The study by Olufsen et al. is based on a very large number of persons who completed online questionnaires about sleep problems, anxiety and depression in the period 2012–2016. As expected, the study shows a lower prevalence of insomnia according to the DSM-5 criteria than to the DSM-IV criteria, but also a higher percentagewise prevalence of comorbid anxiety and depression.
With typical insomnia, the diagnosis can be made on the basis of the patient’s account of the complaint and a clinical examination, possibly supplemented by a questionnaire. Any supplementary tests are considered on a case by case basis (5). In large epidemiological surveys, prevalence figures for insomnia are usually based on responses to questionnaires. This is a general weakness of these studies. Among other things, the diagnostic criterion of daytime consequences of insomnia may be difficult to capture in a questionnaire, because the recognised consequences of lack of sleep may vary so much.
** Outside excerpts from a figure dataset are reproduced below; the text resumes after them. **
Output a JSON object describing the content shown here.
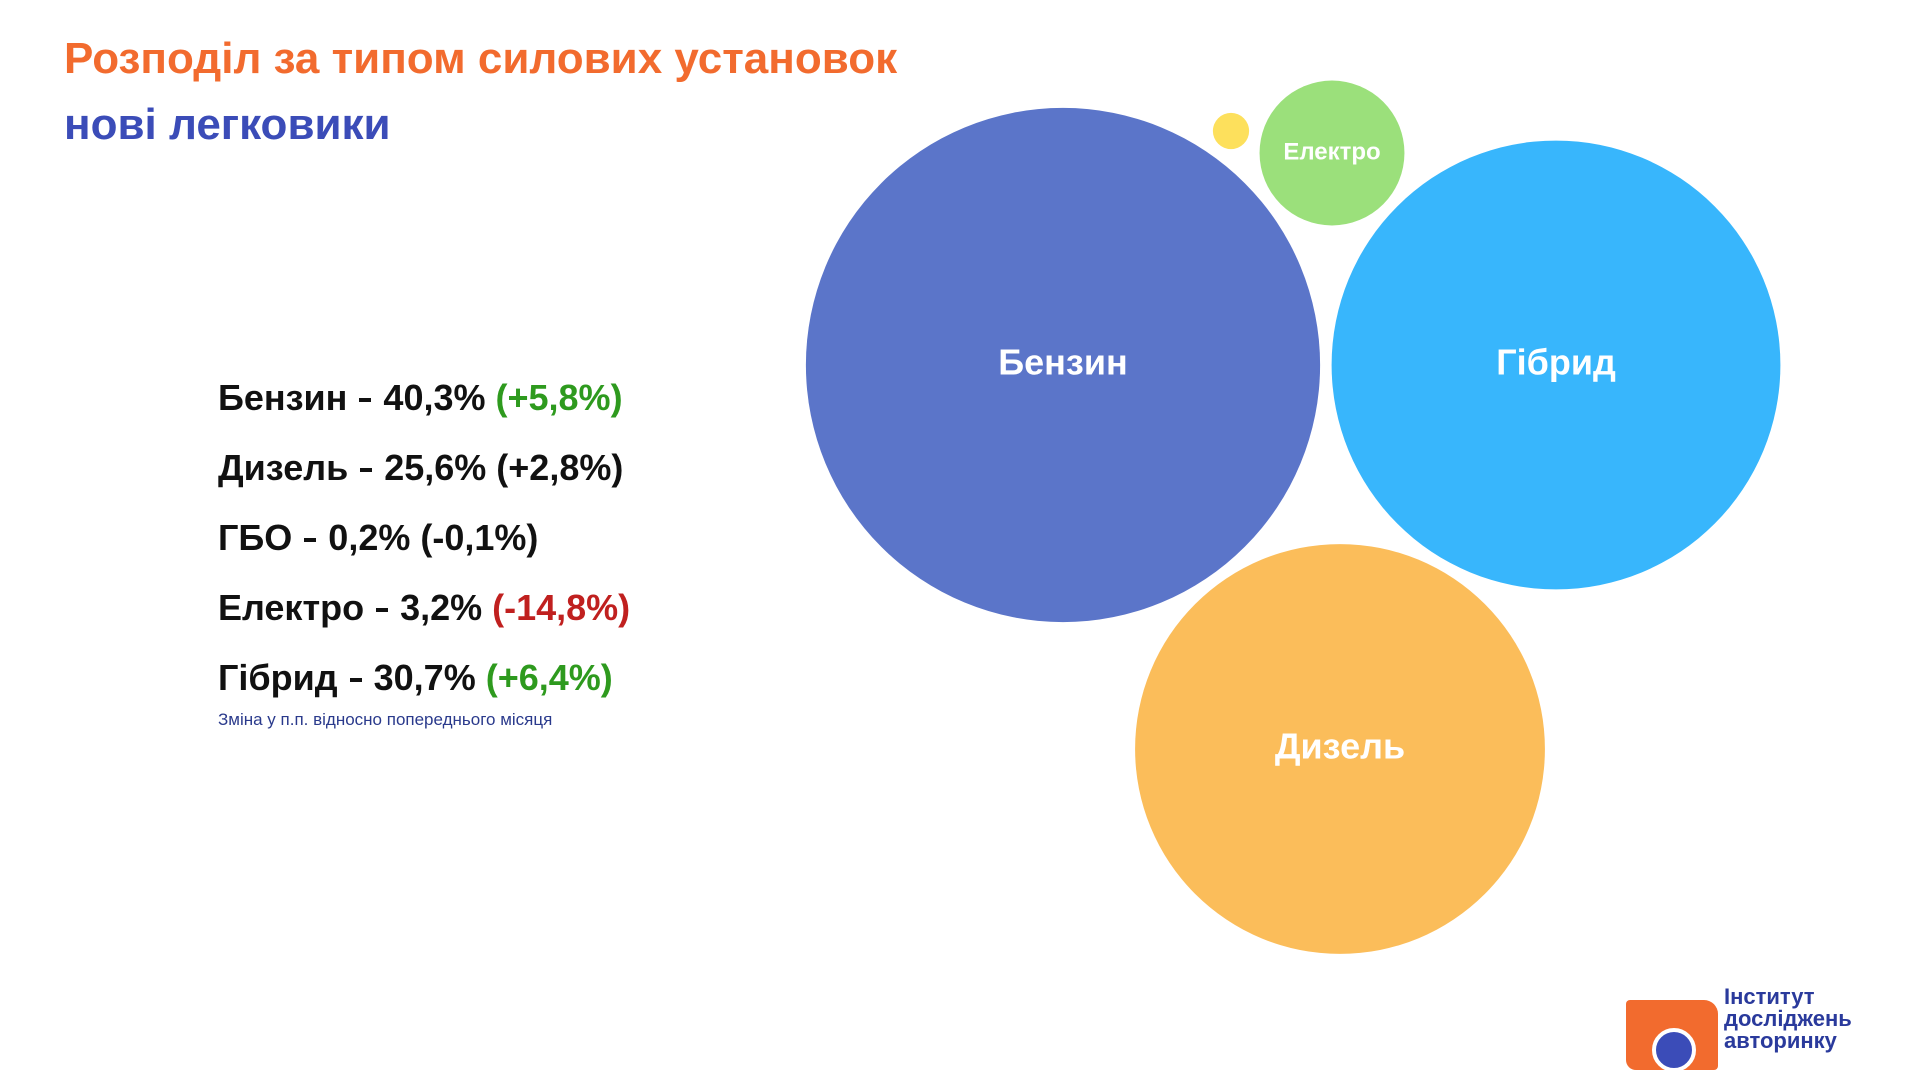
{
  "chart_data": {
    "type": "bubble",
    "title": "Розподіл за типом силових установок",
    "subtitle": "нові легковики",
    "categories": [
      "Бензин",
      "Дизель",
      "ГБО",
      "Електро",
      "Гібрид"
    ],
    "values": [
      40.3,
      25.6,
      0.2,
      3.2,
      30.7
    ],
    "value_labels": [
      "40,3%",
      "25,6%",
      "0,2%",
      "3,2%",
      "30,7%"
    ],
    "bubble_labels": [
      "Бензин",
      "Дизель",
      null,
      "Електро",
      "Гібрид"
    ],
    "colors": [
      "#5b75c9",
      "#fbbd5a",
      "#fde05c",
      "#9be07b",
      "#38b6fc"
    ],
    "changes": [
      5.8,
      2.8,
      -0.1,
      -14.8,
      6.4
    ],
    "change_labels": [
      "(+5,8%)",
      "(+2,8%)",
      "(-0,1%)",
      "(-14,8%)",
      "(+6,4%)"
    ],
    "change_colors": [
      "#2e9a1e",
      "#111111",
      "#111111",
      "#c0201f",
      "#2e9a1e"
    ],
    "note": "Зміна у п.п. відносно попереднього місяця"
  },
  "logo": {
    "lines": [
      "Інститут",
      "досліджень",
      "авторинку"
    ]
  }
}
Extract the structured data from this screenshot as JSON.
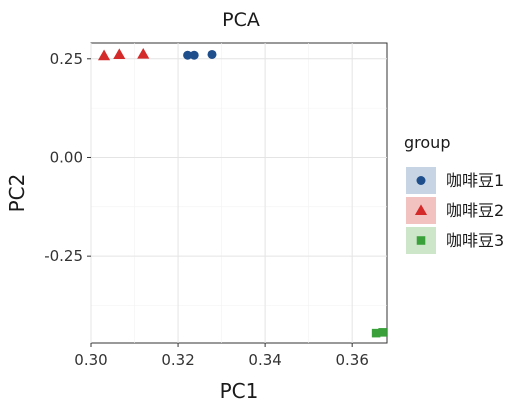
{
  "chart_data": {
    "type": "scatter",
    "title": "PCA",
    "xlabel": "PC1",
    "ylabel": "PC2",
    "xlim": [
      0.3,
      0.368
    ],
    "ylim": [
      -0.47,
      0.29
    ],
    "xticks": [
      "0.30",
      "0.32",
      "0.34",
      "0.36"
    ],
    "xtick_values": [
      0.3,
      0.32,
      0.34,
      0.36
    ],
    "yticks": [
      "0.25",
      "0.00",
      "-0.25"
    ],
    "ytick_values": [
      0.25,
      0.0,
      -0.25
    ],
    "grid": true,
    "legend": {
      "title": "group",
      "position": "right"
    },
    "series": [
      {
        "name": "咖啡豆1",
        "marker": "circle",
        "color": "#1f4e8c",
        "points": [
          [
            0.3222,
            0.259
          ],
          [
            0.3237,
            0.259
          ],
          [
            0.3278,
            0.261
          ]
        ]
      },
      {
        "name": "咖啡豆2",
        "marker": "triangle",
        "color": "#d42a2a",
        "points": [
          [
            0.303,
            0.258
          ],
          [
            0.3065,
            0.261
          ],
          [
            0.312,
            0.262
          ]
        ]
      },
      {
        "name": "咖啡豆3",
        "marker": "square",
        "color": "#3aa13a",
        "points": [
          [
            0.3655,
            -0.445
          ],
          [
            0.367,
            -0.443
          ]
        ]
      }
    ],
    "legend_key_fills": [
      "#c6d4e4",
      "#f2c2c0",
      "#cde5c8"
    ]
  }
}
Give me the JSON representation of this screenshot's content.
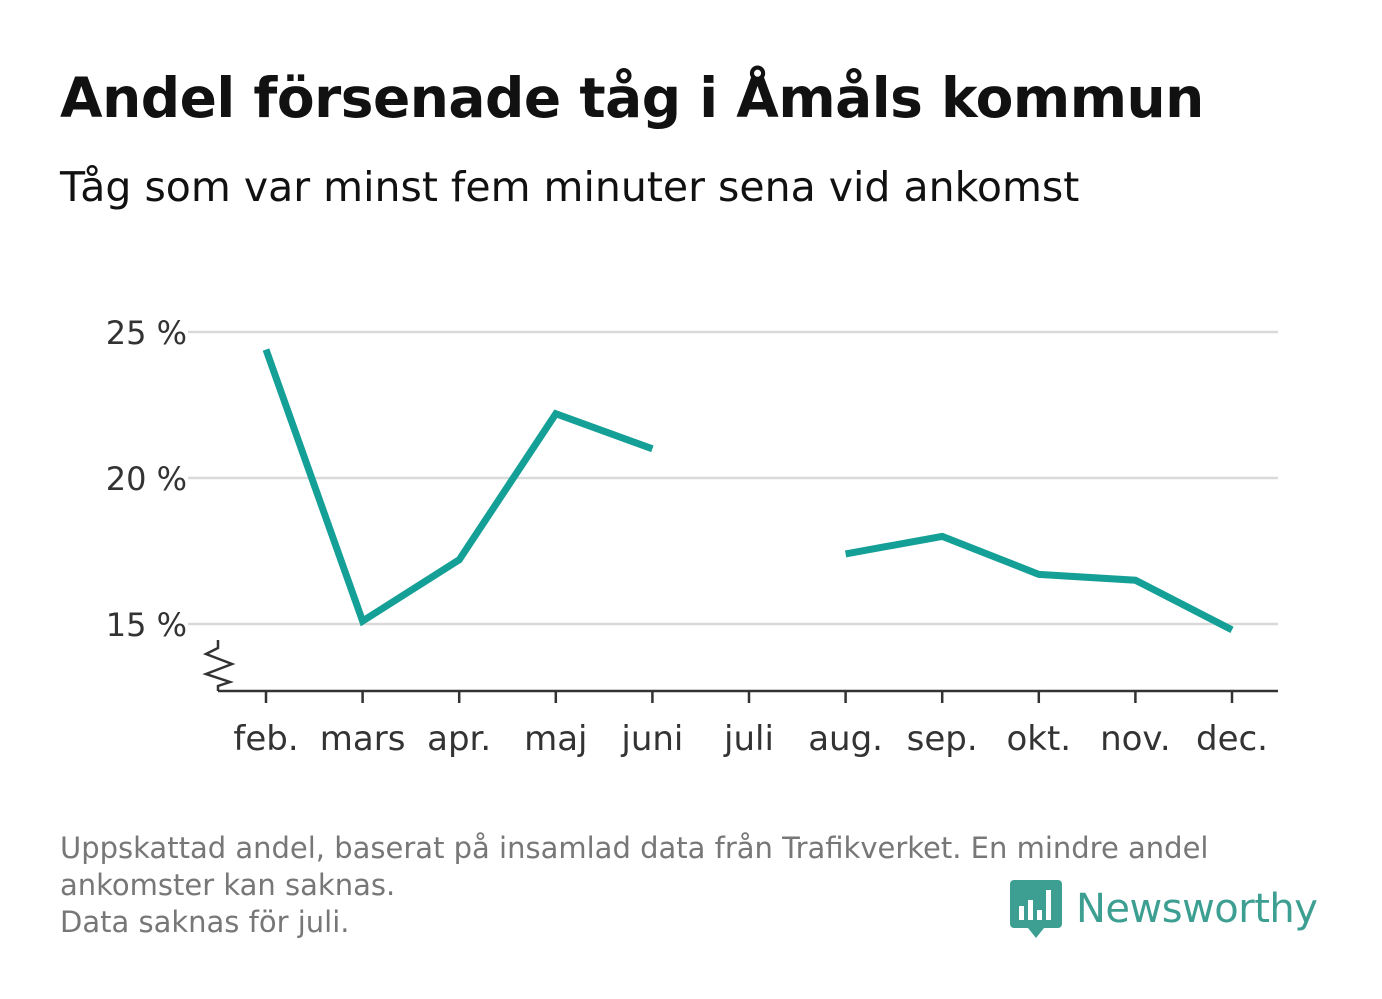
{
  "title": "Andel försenade tåg i Åmåls kommun",
  "subtitle": "Tåg som var minst fem minuter sena vid ankomst",
  "footnote": [
    "Uppskattad andel, baserat på insamlad data från Trafikverket. En mindre andel",
    "ankomster kan saknas.",
    "Data saknas för juli."
  ],
  "logo": {
    "text": "Newsworthy",
    "icon": "newsworthy-bar-chart-icon",
    "color": "#3d9f92"
  },
  "colors": {
    "line": "#14a096",
    "grid": "#d9d9d9",
    "axis": "#333333",
    "text": "#333333"
  },
  "chart_data": {
    "type": "line",
    "title": "Andel försenade tåg i Åmåls kommun",
    "subtitle": "Tåg som var minst fem minuter sena vid ankomst",
    "xlabel": "",
    "ylabel": "",
    "categories": [
      "feb.",
      "mars",
      "apr.",
      "maj",
      "juni",
      "juli",
      "aug.",
      "sep.",
      "okt.",
      "nov.",
      "dec."
    ],
    "series": [
      {
        "values": [
          24.4,
          15.1,
          17.2,
          22.2,
          21.0,
          null,
          17.4,
          18.0,
          16.7,
          16.5,
          14.8
        ]
      }
    ],
    "yticks": [
      15,
      20,
      25
    ],
    "ytick_labels": [
      "15 %",
      "20 %",
      "25 %"
    ],
    "ylim": [
      12.7,
      25
    ],
    "broken_axis": true,
    "grid": true,
    "legend": "none"
  }
}
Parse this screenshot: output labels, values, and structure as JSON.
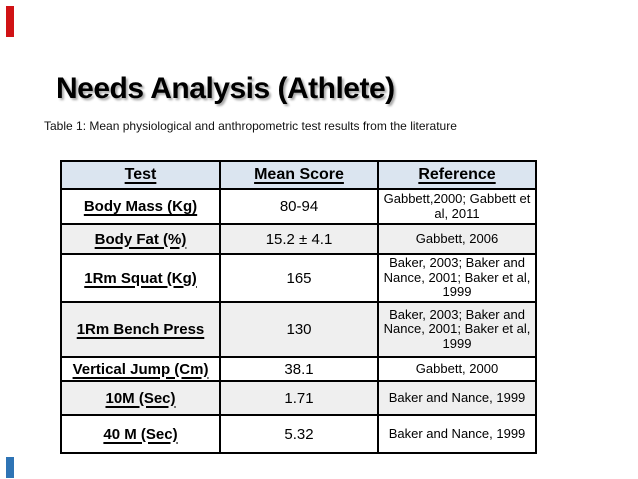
{
  "slide": {
    "title": "Needs Analysis (Athlete)",
    "caption": "Table 1: Mean physiological and anthropometric test results from the literature",
    "accent_bar_top_color": "#d01215",
    "accent_bar_bottom_color": "#2e74b5"
  },
  "table": {
    "colors": {
      "header_bg": "#dbe5f0",
      "band_bg": "#efefef",
      "border": "#000000"
    },
    "headers": [
      "Test",
      "Mean Score",
      "Reference"
    ],
    "rows": [
      {
        "test": "Body Mass (Kg)",
        "mean": "80-94",
        "ref": "Gabbett,2000; Gabbett et al, 2011"
      },
      {
        "test": "Body Fat (%)",
        "mean": "15.2 ± 4.1",
        "ref": "Gabbett, 2006"
      },
      {
        "test": "1Rm Squat (Kg)",
        "mean": "165",
        "ref": "Baker, 2003; Baker and Nance, 2001; Baker et al, 1999"
      },
      {
        "test": "1Rm Bench Press",
        "mean": "130",
        "ref": "Baker, 2003; Baker and Nance, 2001; Baker et al, 1999"
      },
      {
        "test": "Vertical Jump (Cm)",
        "mean": "38.1",
        "ref": "Gabbett, 2000"
      },
      {
        "test": "10M (Sec)",
        "mean": "1.71",
        "ref": "Baker and Nance, 1999"
      },
      {
        "test": "40 M (Sec)",
        "mean": "5.32",
        "ref": "Baker and Nance, 1999"
      }
    ]
  }
}
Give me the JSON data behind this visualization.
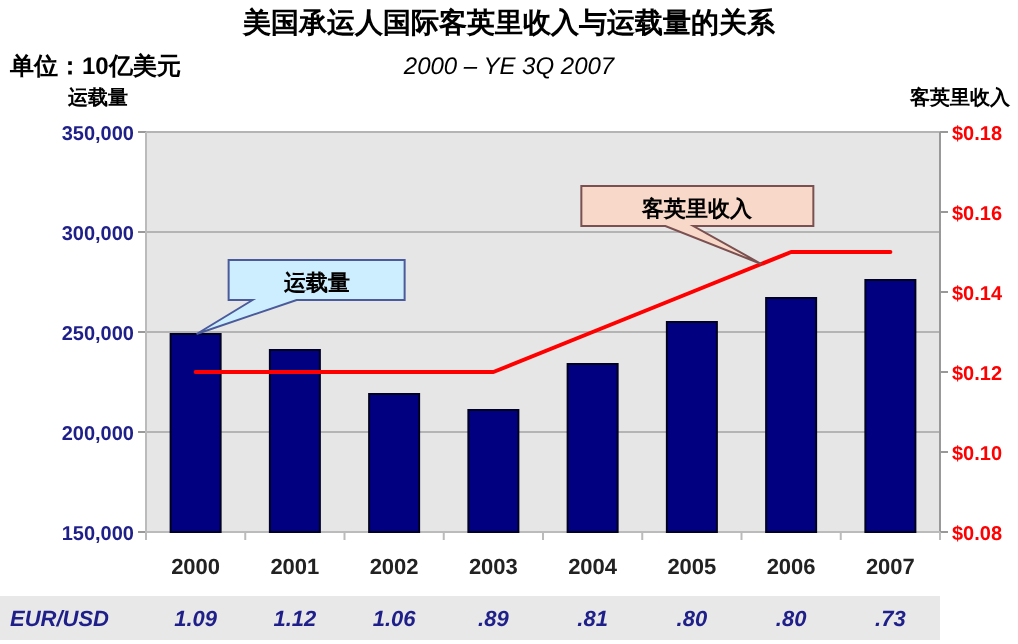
{
  "chart_data": {
    "type": "bar",
    "title": "美国承运人国际客英里收入与运载量的关系",
    "subtitle": "2000 – YE 3Q 2007",
    "ylabel": "运载量",
    "y2label": "客英里收入",
    "categories": [
      "2000",
      "2001",
      "2002",
      "2003",
      "2004",
      "2005",
      "2006",
      "2007"
    ],
    "series": [
      {
        "color": "#000080",
        "values": [
          249000,
          241000,
          219000,
          211000,
          234000,
          255000,
          267000,
          276000
        ]
      },
      {
        "type": "line",
        "axis": "y2",
        "color": "#ff0000",
        "values": [
          0.12,
          0.12,
          0.12,
          0.12,
          0.13,
          0.14,
          0.15,
          0.15
        ]
      }
    ],
    "ylim": [
      150000,
      350000
    ],
    "yticks": [
      {
        "value": 150000,
        "label": "150,000"
      },
      {
        "value": 200000,
        "label": "200,000"
      },
      {
        "value": 250000,
        "label": "250,000"
      },
      {
        "value": 300000,
        "label": "300,000"
      },
      {
        "value": 350000,
        "label": "350,000"
      }
    ],
    "y2lim": [
      0.08,
      0.18
    ],
    "y2ticks": [
      {
        "value": 0.08,
        "label": "$0.08"
      },
      {
        "value": 0.1,
        "label": "$0.10"
      },
      {
        "value": 0.12,
        "label": "$0.12"
      },
      {
        "value": 0.14,
        "label": "$0.14"
      },
      {
        "value": 0.16,
        "label": "$0.16"
      },
      {
        "value": 0.18,
        "label": "$0.18"
      }
    ],
    "grid": "y",
    "annotations": [
      "单位：10亿美元",
      "运载量",
      "客英里收入",
      "EUR/USD",
      "1.09",
      "1.12",
      "1.06",
      ".89",
      ".81",
      ".80",
      ".80",
      ".73"
    ]
  }
}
Insomnia is often regarded by sleep researchers as a hyperarousal disorder (6). At group level, patients with insomnia have a higher physiological, affective and/or cognitive activation level than patients without insomnia. The initial view is that the high activation level is persistent, and applies to the entire 24-hour period. It is uncertain whether this reflects the fact that worries are more troublesome in the evening, but it states in DSM-5 that daytime sleepiness may occur. The third edition of the International Classification of Sleep Disorders, from 2014, states this even more clearly: daytime sleepiness may form part of the insomnia diagnosis (7). I have wondered whether circadian rhythm disorder would not be a more correct diagnosis for difficulty getting to sleep at night and concomitant daytime sleepiness – as opposed to daytime tiredness – although the difference in Norwegian everyday language between sleepiness and tiredness is rather vague. It is quite possible to be tired and fatigued without falling asleep, and it is possible to fall asleep without being very fatigued if the situation is relaxing and/or boring enough. Moreover, the need for sleep is individual. This means that not everyone who sleeps few hours has insomnia, and not everyone with insomnia sleeps few hours. At group level, both conditions are associated with poor health (2, 8), but do not necessarily have the same pathophysiology, although those with both insomnia and short sleeping hours are probably at the greatest health risk (9).
Altered diagnostic criteria may change prevalence figures without there being any change in the real prevalence
It cannot be easy to arrive at the diagnostic criteria used in the large, international classifications. Conditions are usually grouped according to the clinical picture, as is the case with insomnia. But classifying according to pathophysiology, genetics or treatment that helps does not always give the same result. As many conditions are multifactorial and an apparent cause may give rise to many different symptoms in different individuals, the same symptom may also have different causes. The same patient may then receive different diagnoses for the same condition, depending on the point of view. Nor does a diagnosis that describes a problem necessarily provide the answer to how best to resolve the problem.
Altered diagnostic criteria may change prevalence figures without there being any change in the real prevalence. If changes in the criteria for insomnia improve the accuracy of the diagnosis, we must at any rate be satisfied with that.